There are also concerns raised by the finance professors that, in times of financial stress, authorized participants are becoming reluctant to take on more bonds of a particular kind if they have already taken on a certain amount of those bonds through baskets. This scenario could lead to deterioration of the liquidity of those bonds under that scenario. As Zeng points out, "bonds included in redemption baskets may become disproportionally less liquid as compared to bonds excluded from such baskets.".
Laipply, however, does not see it in the same way. “It is not compulsory for authorized participants to participate in either creations or redemptions,” he explains. “They do creations and redemptions when it makes economic sense for them to do so and when it is feasible for them to do so."
In regard to those baskets that represent only a subset of an index that a bond index ETF tracks, Laipply told us that at BlackRock, the more redemptions we saw over time, the wider the baskets got over time in order to maintain the tracking profile of the index.

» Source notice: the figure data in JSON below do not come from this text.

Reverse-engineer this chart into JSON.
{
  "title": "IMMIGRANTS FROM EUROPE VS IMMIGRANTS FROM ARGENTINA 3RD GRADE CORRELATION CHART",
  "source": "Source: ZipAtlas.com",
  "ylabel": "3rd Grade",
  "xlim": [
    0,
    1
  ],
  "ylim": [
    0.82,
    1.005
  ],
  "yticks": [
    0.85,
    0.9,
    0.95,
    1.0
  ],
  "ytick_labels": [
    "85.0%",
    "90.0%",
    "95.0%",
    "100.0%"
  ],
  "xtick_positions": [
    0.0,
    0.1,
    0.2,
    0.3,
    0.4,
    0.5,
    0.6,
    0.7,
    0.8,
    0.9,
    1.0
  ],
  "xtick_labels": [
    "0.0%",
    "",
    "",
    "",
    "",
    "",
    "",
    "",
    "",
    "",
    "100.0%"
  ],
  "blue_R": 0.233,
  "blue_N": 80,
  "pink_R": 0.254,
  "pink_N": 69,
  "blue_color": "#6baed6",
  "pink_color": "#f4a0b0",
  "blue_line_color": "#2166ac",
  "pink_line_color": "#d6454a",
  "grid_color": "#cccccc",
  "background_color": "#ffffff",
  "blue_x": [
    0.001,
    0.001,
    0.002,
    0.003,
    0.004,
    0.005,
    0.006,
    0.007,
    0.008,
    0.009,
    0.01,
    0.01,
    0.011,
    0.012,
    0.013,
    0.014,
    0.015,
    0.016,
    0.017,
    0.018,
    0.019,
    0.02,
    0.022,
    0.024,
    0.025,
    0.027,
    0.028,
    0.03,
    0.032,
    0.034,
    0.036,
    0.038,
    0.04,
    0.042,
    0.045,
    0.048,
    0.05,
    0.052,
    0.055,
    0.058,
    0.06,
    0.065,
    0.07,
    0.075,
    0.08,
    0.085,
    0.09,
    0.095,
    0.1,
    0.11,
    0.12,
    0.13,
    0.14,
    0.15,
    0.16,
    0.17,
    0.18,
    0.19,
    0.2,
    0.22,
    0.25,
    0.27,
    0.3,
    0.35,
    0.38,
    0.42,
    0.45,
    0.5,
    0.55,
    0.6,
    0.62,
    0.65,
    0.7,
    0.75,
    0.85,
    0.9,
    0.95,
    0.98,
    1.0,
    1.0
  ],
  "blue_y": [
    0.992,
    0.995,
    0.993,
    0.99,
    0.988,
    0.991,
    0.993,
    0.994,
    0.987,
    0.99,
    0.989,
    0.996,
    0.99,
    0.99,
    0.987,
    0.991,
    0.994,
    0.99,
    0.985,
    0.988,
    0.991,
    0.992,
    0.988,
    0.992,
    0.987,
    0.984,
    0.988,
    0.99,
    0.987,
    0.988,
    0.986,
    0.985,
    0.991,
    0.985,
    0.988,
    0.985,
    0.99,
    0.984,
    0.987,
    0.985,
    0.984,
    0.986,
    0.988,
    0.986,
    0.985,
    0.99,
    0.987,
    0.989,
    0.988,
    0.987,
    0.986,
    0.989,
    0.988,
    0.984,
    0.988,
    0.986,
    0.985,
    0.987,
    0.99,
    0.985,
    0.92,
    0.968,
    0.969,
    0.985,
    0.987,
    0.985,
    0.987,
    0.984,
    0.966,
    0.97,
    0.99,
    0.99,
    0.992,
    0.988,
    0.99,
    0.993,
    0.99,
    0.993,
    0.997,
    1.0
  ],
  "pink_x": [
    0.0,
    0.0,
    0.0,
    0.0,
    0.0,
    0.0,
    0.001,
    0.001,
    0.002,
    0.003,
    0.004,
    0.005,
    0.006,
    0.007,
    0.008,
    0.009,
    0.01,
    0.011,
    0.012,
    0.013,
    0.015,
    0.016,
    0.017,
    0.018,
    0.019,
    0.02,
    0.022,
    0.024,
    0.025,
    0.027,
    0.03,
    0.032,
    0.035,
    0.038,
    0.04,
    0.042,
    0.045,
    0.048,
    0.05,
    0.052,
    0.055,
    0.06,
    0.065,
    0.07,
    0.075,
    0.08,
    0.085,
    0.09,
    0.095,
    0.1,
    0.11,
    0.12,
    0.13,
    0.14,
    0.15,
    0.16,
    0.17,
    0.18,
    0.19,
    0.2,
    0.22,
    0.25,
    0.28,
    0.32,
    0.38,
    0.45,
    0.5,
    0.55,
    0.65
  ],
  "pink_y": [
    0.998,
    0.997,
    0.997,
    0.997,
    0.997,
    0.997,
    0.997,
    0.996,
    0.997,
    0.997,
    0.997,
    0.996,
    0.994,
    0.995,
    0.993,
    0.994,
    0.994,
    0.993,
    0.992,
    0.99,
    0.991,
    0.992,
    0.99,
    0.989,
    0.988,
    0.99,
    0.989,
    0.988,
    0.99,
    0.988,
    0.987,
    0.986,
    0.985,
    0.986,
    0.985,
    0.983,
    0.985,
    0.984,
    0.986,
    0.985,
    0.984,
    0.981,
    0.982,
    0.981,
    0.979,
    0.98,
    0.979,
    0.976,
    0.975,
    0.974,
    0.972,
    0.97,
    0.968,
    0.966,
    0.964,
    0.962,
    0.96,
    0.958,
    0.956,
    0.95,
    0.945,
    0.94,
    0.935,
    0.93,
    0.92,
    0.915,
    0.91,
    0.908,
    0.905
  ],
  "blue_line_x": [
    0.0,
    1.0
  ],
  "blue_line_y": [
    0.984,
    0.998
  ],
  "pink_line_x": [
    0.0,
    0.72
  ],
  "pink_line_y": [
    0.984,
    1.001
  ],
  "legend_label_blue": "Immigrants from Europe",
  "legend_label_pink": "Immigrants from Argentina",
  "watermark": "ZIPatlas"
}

As he argued, bond ETFs can serve as valuable tools to help bond investors understand how to bond securities are trading at a given point in time, even if there is a considerable discount to NAV. “It is important to understand that you are watching a real-time basket price that is being calculated perhaps tens of thousands of times a day in real-time as the trades take place on the exchange,” he explains.
Although there is a lot of functionality in a bond ETF, it is not as complicated as it is in a stock ETF. Markets can suffer from a lot of financial stress when they come under a lot of pressure.
"We really want to make sure that retail investors are informed about the mechanisms that are used to trade bond ETFs," Yang said. "Most [ETF] retail investors are thinking about the S&P 500 index when they think about investing in ETFs."